At Charleston’s prison, escape attempts in general are rare, officials say, partly because of the nearby wilderness. “If you escape, it’s almost like walking into ‘Deliverance’ out there,” says prison supervisor George Peterson, referring to the movie in which four friends get stalked in the woods by a toothless mountain man.
Once, Mr. Peterson says, an inmate fled and hid in a swamp, but was munched on by so many insects that when the guards found him, he was “screaming to go back to prison.” Mr. Peterson also says work-release inmates sometimes manage to persuade people in town to toss beers over the prison fence.

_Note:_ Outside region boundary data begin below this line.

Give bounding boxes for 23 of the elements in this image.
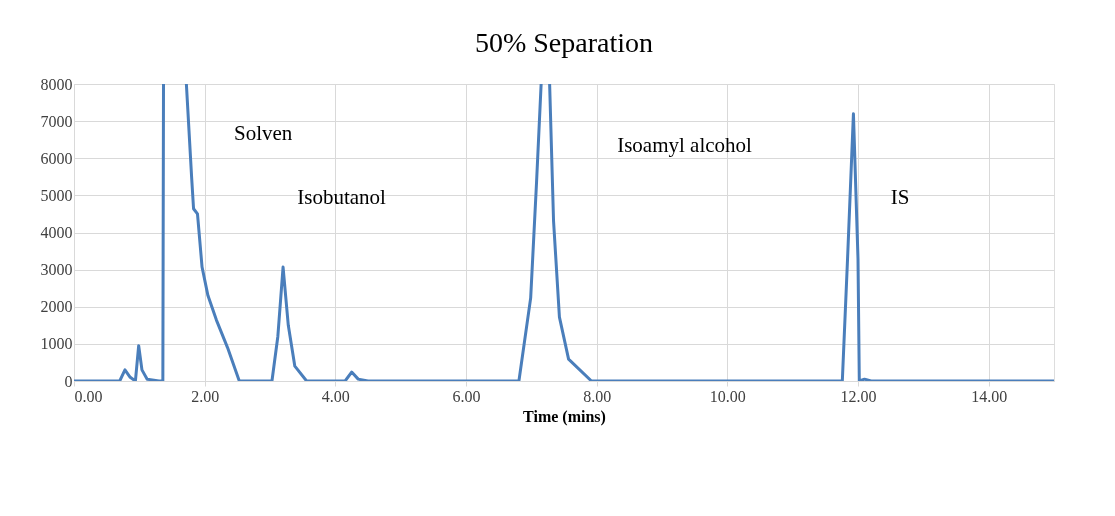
x-tick-label: 4.00 <box>321 387 350 405</box>
x-axis-title: Time (mins) <box>523 407 606 426</box>
x-tick-label: 14.00 <box>971 387 1008 405</box>
annotation: Isobutanol <box>297 185 387 210</box>
y-tick-label: 1000 <box>40 335 73 353</box>
y-tick-label: 5000 <box>40 186 73 204</box>
annotation: Solven <box>233 121 293 146</box>
y-tick-label: 4000 <box>40 224 73 241</box>
y-tick-label: 6000 <box>40 149 73 167</box>
x-tick-label: 6.00 <box>452 387 481 405</box>
x-tick-label: 0.00 <box>74 387 103 405</box>
x-tick-label: 8.00 <box>583 387 612 405</box>
y-tick-label: 8000 <box>40 75 73 93</box>
y-tick-label: 2000 <box>40 298 73 316</box>
x-tick-label: 2.00 <box>191 387 220 405</box>
y-tick-label: 0 <box>64 372 73 390</box>
annotation: Isoamyl alcohol <box>617 133 753 158</box>
y-tick-label: 3000 <box>40 261 73 279</box>
x-tick-label: 12.00 <box>840 387 877 405</box>
y-tick-label: 7000 <box>40 112 73 130</box>
annotation: IS <box>890 185 910 210</box>
x-tick-label: 10.00 <box>709 387 746 405</box>
chart-title: 50% Separation <box>474 27 654 58</box>
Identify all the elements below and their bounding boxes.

Some inmates use work-release to try to right previous wrongs. Andrew Sargent, 25 years old, landed in the clink in 2006 after breaking into a convenience store in Dexter, near Charleston. When Dexter’s tiny police department needed its station repainted, Chief Art Roy called for a prison work crew — but specified that he didn’t want to see Mr. Sargent on it, because he had caused trouble in town.
Determined to show he’d changed, Mr. Sargent wrote the chief a letter apologizing for his convenience-store break-in, which involved the theft of cigarettes.
“He had a new attitude,” says Chief Roy.
Mr. Sargent ended up being such a good worker that the chief says he now plans to give him a job reference when Mr. Sargent goes free this month.